Boys Love animeleri uzun yıllardır sorunlu durumları anlatıyor fakat huzurlu ilişkiler barındıran çok sayıda animeye uyarlanmamış BL mangası var.
Bazılarımızın düşündüğünün aksine BL veya yaoi, anime toplulukları arasında hala geride kalmış durumda. Gerçekten ilgi görmüş animeler için shipperlar (Belli iki karakteri çift olarak kabul eden kişiler) var ancak anime izleyicileri arasında hala azınlık diyebileceğimiz durumdalar. Buna rağmen anime evreninin içinde LGBTQ teması çok işlenmediği için BL animeler önemli birer temsilci görevi görüyor.
Bu sezon çıkan The Night Beyond the Tricornered Window, BL animeler için sıra dışı kalıyor. Diğer BL’lere göre daha dehşet verici ve saf romantizmi işlemekten kaçınmış diyebilirim. Bir sürü cinsel iğneleme, istek dışı sahiplenmeler ve ürkütücü yandere (Hastalık derecesinde aşık olan kişilik) davranışlarıyla başlayan, söz yerindeyse toksik bir ilişkiyi ele alıyor. İlerleyen zamanlarda birlikteliklerinde farklılaşmalar görecek de olsak kesinlikle sağlıklı bir ilişki modeli değil ve BL animeler arasında üstte bahsettiğimiz gibi huzurlu ilişki arıyorsanız ilginizi çekeceğine garanti veremem.
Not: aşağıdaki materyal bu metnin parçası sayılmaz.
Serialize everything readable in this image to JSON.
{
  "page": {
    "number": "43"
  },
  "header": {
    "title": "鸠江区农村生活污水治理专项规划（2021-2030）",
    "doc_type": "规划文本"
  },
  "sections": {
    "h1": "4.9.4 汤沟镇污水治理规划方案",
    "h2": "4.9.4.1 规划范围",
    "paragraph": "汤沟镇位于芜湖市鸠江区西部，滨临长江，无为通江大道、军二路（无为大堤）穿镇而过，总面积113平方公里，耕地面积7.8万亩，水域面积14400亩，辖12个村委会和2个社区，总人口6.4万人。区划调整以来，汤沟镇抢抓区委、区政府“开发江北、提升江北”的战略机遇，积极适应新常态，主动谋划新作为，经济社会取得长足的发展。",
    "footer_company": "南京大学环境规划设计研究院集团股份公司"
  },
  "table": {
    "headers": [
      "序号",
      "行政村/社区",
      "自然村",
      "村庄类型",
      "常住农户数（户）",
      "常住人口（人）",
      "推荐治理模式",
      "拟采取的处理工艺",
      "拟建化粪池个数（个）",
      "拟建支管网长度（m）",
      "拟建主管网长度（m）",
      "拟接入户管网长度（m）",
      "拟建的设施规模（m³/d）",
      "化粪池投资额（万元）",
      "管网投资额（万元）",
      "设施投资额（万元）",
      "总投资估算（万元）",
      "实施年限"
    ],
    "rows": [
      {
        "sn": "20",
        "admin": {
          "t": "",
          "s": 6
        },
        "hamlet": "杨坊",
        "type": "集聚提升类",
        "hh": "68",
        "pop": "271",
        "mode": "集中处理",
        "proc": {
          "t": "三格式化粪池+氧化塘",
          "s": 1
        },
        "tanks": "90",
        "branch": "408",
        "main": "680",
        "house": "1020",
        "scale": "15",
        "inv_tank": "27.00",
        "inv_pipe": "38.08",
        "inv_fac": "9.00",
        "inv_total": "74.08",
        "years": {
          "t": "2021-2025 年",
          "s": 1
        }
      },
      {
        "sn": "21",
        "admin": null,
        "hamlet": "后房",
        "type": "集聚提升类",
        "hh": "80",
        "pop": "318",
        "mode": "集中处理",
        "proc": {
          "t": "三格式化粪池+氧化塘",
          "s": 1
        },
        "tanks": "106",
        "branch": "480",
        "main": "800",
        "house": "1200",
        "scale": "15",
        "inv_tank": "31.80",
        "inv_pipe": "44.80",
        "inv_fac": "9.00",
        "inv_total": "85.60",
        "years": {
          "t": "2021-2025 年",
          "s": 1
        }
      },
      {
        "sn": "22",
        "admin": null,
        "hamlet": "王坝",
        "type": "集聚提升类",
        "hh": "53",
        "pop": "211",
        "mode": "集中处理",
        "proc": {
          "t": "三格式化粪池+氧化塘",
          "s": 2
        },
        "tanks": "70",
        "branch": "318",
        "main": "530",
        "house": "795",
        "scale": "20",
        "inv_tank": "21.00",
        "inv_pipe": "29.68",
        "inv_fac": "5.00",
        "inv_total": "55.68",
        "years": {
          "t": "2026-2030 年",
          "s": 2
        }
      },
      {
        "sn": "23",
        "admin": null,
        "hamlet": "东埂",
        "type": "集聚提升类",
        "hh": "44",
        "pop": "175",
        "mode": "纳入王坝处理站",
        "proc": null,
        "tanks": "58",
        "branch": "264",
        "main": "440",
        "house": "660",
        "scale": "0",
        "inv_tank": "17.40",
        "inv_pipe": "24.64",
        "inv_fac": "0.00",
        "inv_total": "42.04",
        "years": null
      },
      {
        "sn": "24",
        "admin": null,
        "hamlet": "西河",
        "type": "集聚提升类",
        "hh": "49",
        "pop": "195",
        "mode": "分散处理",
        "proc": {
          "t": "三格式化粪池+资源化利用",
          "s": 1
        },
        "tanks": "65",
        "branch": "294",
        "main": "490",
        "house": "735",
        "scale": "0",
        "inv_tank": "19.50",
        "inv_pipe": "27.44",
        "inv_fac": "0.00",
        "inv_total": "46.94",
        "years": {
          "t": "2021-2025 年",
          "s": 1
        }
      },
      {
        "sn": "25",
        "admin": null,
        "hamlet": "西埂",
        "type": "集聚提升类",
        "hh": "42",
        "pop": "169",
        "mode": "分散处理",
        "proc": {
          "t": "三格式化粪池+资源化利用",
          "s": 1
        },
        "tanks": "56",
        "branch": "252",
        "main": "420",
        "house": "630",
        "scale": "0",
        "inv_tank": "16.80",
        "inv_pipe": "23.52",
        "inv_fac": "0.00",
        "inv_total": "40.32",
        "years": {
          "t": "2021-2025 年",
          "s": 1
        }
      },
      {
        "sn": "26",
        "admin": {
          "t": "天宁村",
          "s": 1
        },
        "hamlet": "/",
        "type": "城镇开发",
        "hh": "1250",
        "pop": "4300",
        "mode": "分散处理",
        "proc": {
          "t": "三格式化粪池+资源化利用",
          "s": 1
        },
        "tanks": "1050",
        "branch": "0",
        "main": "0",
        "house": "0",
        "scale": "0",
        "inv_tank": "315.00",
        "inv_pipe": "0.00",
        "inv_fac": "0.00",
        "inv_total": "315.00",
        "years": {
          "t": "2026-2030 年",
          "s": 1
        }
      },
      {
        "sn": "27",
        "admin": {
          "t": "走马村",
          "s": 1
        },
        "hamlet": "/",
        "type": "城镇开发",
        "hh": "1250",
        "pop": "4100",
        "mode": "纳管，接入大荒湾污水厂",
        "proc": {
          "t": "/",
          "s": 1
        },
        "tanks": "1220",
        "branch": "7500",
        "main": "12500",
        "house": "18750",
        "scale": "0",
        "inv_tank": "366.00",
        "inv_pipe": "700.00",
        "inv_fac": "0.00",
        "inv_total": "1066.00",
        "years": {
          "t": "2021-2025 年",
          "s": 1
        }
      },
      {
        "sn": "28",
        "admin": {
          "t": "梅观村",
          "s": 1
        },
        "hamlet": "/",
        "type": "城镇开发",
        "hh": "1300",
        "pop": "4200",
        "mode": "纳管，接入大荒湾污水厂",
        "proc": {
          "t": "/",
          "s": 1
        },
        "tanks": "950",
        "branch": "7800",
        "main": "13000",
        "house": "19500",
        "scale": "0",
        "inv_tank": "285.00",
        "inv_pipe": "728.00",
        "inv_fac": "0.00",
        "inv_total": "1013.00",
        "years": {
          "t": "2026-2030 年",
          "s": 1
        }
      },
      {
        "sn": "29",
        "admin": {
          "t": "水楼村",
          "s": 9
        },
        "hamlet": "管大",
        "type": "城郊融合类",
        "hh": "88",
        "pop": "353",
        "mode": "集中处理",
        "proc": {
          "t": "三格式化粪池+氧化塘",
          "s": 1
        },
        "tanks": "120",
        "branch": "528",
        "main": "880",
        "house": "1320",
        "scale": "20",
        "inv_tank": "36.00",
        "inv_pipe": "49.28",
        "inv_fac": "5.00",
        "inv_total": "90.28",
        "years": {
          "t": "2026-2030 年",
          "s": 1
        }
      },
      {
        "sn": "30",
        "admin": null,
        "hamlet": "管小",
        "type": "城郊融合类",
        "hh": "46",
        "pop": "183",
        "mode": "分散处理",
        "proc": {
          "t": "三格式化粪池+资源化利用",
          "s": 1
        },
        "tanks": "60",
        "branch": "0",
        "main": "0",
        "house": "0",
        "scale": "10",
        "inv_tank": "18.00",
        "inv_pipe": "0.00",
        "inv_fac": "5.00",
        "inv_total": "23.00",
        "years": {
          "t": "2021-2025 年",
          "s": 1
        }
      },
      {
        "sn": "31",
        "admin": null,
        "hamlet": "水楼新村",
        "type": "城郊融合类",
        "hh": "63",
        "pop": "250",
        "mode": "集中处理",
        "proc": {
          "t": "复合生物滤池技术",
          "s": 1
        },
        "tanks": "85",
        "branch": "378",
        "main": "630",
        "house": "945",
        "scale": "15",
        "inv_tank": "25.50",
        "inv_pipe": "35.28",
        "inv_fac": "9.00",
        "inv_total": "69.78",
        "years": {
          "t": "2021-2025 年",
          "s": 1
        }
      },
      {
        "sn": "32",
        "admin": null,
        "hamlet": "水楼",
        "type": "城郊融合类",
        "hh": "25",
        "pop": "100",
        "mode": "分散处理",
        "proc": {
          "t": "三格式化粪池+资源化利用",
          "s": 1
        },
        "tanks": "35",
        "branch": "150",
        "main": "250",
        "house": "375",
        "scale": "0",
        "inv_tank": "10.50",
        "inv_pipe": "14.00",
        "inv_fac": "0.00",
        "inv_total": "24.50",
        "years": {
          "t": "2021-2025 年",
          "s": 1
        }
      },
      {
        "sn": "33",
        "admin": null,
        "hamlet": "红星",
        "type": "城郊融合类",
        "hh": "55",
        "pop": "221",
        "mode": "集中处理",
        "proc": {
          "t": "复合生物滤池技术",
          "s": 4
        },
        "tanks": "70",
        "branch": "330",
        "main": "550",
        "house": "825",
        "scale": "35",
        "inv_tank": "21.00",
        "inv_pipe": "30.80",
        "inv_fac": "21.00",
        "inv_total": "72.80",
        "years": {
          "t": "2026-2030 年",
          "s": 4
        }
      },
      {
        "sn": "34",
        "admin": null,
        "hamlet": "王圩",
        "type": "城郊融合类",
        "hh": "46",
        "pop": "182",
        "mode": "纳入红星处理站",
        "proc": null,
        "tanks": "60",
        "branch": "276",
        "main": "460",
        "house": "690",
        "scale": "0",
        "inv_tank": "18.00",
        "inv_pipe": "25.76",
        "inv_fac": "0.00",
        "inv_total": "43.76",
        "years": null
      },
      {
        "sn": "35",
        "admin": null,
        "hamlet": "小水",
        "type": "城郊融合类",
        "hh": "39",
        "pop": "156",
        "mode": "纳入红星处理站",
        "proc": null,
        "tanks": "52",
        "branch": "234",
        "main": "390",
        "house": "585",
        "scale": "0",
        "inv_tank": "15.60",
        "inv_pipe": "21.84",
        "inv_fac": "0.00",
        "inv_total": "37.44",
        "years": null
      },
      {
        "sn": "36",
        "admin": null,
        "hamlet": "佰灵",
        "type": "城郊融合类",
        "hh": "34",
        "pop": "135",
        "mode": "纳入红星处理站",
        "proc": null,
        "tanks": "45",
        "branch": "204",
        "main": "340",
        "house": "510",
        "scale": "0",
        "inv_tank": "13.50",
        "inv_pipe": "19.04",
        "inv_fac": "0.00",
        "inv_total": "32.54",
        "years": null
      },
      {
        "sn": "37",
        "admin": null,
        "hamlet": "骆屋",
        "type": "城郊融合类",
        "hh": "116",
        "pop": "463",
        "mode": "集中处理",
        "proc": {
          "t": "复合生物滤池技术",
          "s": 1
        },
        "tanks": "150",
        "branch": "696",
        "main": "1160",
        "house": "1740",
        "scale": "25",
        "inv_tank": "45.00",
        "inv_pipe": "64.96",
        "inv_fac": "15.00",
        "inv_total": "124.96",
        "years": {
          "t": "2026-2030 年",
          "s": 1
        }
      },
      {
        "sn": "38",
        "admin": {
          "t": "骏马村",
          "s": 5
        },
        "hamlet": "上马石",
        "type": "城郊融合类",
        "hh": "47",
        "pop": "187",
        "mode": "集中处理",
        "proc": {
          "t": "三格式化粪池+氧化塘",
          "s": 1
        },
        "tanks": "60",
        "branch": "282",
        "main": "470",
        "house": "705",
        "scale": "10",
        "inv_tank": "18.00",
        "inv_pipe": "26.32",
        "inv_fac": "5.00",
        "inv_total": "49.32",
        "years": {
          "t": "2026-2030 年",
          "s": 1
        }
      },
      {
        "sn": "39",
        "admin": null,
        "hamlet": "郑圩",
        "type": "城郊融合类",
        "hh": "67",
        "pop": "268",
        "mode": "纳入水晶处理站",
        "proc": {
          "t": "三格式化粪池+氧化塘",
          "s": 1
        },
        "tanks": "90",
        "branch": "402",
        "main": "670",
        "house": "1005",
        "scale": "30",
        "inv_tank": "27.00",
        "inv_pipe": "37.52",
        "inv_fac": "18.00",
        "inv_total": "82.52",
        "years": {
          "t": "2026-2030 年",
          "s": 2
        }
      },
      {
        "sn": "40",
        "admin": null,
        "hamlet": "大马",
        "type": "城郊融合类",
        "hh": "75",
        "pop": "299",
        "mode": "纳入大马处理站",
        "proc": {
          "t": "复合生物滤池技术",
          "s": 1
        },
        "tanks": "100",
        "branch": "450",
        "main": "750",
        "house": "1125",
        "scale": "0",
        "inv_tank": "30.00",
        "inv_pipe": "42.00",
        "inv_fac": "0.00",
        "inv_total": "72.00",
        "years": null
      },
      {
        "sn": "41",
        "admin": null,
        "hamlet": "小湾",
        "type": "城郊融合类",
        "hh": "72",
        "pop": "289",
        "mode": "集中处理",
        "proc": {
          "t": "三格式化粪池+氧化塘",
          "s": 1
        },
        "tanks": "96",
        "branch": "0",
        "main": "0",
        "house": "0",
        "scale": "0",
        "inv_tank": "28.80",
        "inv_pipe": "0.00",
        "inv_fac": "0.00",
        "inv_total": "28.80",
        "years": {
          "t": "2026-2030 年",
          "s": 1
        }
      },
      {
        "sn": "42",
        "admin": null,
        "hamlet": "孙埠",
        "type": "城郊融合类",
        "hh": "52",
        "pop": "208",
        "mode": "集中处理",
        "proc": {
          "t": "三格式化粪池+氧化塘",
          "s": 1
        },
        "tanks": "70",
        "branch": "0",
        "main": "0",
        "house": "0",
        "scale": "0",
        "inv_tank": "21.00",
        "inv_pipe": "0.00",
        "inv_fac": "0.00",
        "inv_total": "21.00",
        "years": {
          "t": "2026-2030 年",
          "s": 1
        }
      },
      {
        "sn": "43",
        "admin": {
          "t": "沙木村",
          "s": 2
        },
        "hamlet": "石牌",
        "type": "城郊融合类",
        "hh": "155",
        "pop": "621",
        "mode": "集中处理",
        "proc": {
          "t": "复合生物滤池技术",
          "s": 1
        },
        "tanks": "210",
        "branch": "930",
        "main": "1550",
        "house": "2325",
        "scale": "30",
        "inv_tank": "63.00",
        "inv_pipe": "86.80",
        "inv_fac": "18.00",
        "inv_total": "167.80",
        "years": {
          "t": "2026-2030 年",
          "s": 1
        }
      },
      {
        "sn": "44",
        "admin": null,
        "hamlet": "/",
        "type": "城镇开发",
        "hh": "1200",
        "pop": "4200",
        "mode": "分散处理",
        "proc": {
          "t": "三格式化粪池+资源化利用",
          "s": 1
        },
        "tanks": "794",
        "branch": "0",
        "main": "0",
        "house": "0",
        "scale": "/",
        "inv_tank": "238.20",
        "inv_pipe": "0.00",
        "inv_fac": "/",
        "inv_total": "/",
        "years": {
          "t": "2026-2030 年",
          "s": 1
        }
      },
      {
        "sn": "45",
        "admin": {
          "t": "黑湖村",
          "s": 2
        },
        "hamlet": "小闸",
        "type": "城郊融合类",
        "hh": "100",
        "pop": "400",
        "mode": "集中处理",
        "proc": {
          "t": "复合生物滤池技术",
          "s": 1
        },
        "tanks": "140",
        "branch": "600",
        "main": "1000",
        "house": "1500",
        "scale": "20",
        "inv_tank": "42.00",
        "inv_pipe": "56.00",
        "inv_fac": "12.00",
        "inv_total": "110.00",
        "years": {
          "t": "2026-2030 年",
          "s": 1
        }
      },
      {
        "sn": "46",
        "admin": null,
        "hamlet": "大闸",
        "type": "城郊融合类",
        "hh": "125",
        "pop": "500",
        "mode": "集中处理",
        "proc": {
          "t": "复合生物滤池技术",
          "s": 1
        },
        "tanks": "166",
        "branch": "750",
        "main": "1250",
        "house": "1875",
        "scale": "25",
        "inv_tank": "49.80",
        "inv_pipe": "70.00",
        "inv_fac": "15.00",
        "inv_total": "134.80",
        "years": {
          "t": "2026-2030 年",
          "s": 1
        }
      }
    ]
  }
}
The Night Beyond the Tricornered Window’un aksine geçen yıl vizyona giren Stranger By the Shore ve Given’ın devam filmi biraz da olsa aradığımız sağlıklı, duygusal açıdan yüklü ve karışık ilişkileri bize sunabildi. Ama dediğim gibi sadece biraz. Given’dan örnek vermek gerekirse birliktelikler yine çok fazla sorun barındırıyor ve karakterler de aynı şekilde çok yıpranmış durumdalar.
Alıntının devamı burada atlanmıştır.